Bellinger Warte und Bellinger Berg

Tafel „Bellinger Warte und Bellinger Berg“ (Anklicken für PDF-Datei)

Bellinger Warte

Landwehr und Bellinger Warte

Im Mittelalter war der Schutz der Bevölkerung und ihrer Besitztümer vor streunenden Räuberbanden, wilden Tieren und einer Vielzahl sonstiger Feinde eine lebenswichtige Aufgabe, auch für eine Stadt wie Steinau. Das mittelalterliche Wehrsystem bestand daher nicht nur aus der die Stadt umgebenden Stadtmauer mit ihren Toren. Es wurde ergänzt um einen Graben mit Heckenbepflanzungen, der auch die ortsnahen Felder und Weiden umschloss, die sog. „Landwehr“. Eine weitere Funktion der Landwehr bestand in der Lenkung des seinerzeit noch überschaubaren friedlichen Verkehrs zwischen den Städten und dem Eintreiben von Wegegeldern und Zoll an den Durchlässen. Die Reisenden waren weitgehend gezwungen, auf den Wegen zu den Durchlässen zu bleiben, was Felder und Äcker schonte. Ein Passieren der Landwehr war nur an den dafür vorgesehenen Stellen, den bewachten Schlägen, möglich.

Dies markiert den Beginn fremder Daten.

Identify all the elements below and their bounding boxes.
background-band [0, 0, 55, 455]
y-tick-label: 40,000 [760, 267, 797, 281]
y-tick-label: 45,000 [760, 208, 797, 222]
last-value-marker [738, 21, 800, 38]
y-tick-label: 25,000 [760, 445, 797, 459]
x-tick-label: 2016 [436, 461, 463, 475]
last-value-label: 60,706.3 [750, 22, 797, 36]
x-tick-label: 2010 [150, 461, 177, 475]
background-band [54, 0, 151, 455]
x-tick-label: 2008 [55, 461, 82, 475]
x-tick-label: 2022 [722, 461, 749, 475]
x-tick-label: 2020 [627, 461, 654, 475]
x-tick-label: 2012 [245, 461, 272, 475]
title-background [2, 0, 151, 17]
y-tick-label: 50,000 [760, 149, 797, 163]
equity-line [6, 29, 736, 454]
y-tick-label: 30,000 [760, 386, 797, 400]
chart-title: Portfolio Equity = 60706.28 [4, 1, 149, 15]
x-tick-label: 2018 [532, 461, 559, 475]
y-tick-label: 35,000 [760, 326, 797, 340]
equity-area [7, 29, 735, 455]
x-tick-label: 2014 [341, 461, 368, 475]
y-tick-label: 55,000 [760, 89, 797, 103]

An wichtigen Wegdurchlässen oder an besonders exponierten Stellen wurden Warten errichtet. Rund um Steinau gab und gibt es vier gemauerte Warten, wovon eine, die Bellinger Warte, eine wichtige Station am Kulturweg und einen besonders schönen Aussichtspunkt darstellt. Daneben gibt es die Marborner Warte, die Ohlwarte und die Seidenröther Warte. Landwehr und Warten dürften nach vorliegenden Aufzeichnungen bereits im 14. Jahrhundert errichtet worden sein.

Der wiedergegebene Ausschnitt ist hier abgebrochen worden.